Bigelow Receives Fellowships

AMB
March 21, 2017

Allison Bigelow, Assistant Professor of Spanish at UVA, has won two fellowships for her research on how European and indigenous empires responded to the same metallic materials in different ways. The Huntington awarded Bigelow a Barbara Thom fellowship, and the American Council of Learned Societies awarded her an ACLS Fellowship.

Bigelow studies the history of colonial science and technology, primarily vernacular scientific industries like agriculture and mining. These post-doctoral fellowships will support her current book project, Cultural Touchstones: Mining, Refining, and the Languages of Empire in the Early Americas. Cultural Touchstones applies literary methods to texts that fall between history and literature, showing how indigenous and European empires understand the raw materials of scientific inquiry differently. Each chapter focuses on a different metal – gold, silver, copper, and iron – and a discursive question that emerges in the writers’ responses to them: space, translation, form, and genre.

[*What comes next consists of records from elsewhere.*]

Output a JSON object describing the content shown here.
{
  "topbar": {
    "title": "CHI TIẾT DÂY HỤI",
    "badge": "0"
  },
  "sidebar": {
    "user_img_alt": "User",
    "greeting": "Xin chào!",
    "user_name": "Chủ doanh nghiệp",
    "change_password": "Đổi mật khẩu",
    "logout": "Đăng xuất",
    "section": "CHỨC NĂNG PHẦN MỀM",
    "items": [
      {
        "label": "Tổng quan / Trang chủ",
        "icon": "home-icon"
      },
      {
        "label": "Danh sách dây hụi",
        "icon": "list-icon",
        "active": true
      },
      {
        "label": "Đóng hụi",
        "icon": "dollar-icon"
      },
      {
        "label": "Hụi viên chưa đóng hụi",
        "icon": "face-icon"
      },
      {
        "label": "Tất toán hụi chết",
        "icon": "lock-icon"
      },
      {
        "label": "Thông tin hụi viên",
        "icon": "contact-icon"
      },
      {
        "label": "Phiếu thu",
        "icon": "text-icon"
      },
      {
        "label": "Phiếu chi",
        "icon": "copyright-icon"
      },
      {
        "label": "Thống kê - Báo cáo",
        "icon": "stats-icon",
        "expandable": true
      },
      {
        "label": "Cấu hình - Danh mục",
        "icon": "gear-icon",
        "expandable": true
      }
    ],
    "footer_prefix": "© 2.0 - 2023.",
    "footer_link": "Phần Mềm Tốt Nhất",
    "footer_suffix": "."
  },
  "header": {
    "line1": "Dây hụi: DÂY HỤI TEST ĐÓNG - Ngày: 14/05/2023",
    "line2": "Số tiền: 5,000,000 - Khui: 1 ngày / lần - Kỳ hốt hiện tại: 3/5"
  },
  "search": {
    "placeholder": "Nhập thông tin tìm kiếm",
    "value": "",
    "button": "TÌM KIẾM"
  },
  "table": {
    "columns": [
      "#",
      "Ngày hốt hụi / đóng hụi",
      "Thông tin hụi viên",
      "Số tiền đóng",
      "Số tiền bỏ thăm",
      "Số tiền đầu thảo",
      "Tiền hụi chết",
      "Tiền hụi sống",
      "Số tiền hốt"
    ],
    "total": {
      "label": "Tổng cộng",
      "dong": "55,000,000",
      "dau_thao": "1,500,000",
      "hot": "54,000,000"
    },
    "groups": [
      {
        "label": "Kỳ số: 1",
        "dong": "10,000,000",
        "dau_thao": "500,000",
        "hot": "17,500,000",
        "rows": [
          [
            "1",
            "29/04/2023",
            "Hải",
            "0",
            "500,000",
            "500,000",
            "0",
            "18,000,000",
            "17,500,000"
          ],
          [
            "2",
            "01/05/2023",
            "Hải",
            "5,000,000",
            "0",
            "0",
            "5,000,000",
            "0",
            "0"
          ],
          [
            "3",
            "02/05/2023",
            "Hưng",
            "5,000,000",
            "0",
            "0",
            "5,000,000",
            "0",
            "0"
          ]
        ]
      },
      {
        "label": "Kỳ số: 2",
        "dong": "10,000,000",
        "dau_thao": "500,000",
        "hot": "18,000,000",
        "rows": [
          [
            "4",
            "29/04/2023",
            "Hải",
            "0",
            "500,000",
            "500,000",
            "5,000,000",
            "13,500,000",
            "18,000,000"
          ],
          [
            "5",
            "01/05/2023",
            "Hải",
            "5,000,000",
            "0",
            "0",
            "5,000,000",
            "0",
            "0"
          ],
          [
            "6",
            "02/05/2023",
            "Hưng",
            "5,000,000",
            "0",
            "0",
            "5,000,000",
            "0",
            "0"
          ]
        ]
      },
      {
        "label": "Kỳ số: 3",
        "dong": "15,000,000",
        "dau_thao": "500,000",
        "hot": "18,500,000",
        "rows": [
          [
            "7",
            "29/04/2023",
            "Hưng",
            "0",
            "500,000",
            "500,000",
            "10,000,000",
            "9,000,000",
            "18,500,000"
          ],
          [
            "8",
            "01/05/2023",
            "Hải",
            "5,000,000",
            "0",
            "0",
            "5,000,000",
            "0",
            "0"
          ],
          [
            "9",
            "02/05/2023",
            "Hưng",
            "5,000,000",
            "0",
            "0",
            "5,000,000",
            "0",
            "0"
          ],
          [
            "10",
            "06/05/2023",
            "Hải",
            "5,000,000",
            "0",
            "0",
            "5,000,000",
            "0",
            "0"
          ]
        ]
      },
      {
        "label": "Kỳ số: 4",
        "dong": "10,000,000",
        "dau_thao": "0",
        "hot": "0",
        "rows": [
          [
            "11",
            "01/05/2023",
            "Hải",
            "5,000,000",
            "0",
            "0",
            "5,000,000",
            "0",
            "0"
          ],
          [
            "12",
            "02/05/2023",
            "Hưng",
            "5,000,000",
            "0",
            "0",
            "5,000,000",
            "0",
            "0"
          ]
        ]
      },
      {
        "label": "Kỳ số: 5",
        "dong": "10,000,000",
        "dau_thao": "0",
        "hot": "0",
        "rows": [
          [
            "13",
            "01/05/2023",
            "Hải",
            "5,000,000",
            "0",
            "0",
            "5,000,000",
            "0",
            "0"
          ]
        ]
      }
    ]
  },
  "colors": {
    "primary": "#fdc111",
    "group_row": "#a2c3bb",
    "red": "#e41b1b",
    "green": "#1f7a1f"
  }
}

"This new attention to languages reveals when indigenous miners shaped metallurgical technologies in the colonial Americas (Barba 1640) and how their knowledges were translated out of the scientific record in Europe (Montagu 1670, Lange 1676, Hautin de Villars 1730). By tracing these mistranslations, I show how indigenous classifications like “intermediary ores” were replaced by colonial racial categories like “metales mulatos.” In this way, my work shows how the recovery of indigenous natural and technical knowledges can also shed new light on the history of racial ideologies and category-making in the early Americas."